If this candidate wins, how will it impact the reform process, especially in mainstreaming human rights and good governance values in the security sector? How can the candidate be a role model if his own track record in promoting the rule of law is itself unimpressive?

Our foreign security allies are strong advocates of human rights — how will they regard the presidency of the candidate who talks about the martial law period as a golden era, despite court rulings recognizing the massive corruption and human rights abuses of the period?

The same candidate, together with his mother, has a contempt judgement issued by a US Court in 1995 in connection with the human rights class suit filed against his father. If he wins the elections, how will the US, our major security partner under the Mutual Defense Treaty, regard his Presidency, especially if the candidate can’t even set foot on US soil due to his human rights court case? How will the members of the European Union, our major trading and security allies who are also staunch advocates of human rights, consider his administration?
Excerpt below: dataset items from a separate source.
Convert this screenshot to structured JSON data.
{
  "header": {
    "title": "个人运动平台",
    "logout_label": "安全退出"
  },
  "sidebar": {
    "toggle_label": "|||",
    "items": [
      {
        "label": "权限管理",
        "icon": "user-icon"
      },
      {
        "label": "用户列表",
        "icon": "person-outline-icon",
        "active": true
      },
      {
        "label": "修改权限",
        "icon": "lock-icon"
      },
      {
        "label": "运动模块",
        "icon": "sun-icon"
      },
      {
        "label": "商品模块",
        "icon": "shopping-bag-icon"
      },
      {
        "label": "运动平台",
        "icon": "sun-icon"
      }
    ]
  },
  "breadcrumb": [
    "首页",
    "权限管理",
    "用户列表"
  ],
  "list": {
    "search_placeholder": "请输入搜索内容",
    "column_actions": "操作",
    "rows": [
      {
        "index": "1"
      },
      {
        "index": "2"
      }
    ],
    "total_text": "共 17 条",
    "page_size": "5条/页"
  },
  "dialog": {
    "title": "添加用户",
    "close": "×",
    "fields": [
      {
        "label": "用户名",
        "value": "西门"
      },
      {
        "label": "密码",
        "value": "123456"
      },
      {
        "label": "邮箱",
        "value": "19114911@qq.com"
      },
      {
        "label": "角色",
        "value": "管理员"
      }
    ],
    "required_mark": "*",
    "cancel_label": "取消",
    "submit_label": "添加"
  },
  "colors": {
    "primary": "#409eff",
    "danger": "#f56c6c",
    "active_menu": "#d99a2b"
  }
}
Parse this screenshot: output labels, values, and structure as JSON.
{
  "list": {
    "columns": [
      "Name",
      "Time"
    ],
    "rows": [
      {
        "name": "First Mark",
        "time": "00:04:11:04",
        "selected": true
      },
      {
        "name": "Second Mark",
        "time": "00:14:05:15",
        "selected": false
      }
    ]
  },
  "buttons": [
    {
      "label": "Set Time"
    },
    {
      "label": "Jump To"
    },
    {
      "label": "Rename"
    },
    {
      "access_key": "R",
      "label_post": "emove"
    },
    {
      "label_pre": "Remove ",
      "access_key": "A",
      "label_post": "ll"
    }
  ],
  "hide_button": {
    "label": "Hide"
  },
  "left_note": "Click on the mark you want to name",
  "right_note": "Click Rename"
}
I sincerely hope that our security sector will always stand by the principles of their respective institutions — honor, integrity, patriotism. I hope their members will always be on the side of good governance and human rights; and choose leaders who, together with them, will be true defenders of the state and the Filipino people. And I hope that on election day, our military and police will truly ensure the integrity and honesty of the process.


Jennifer Santiago Oreta, PhD is a faculty member of the Department of Political Science of the Ateneo de Manila University, and Coordinator of the Ateneo Initiative for Southeast Asian Studies.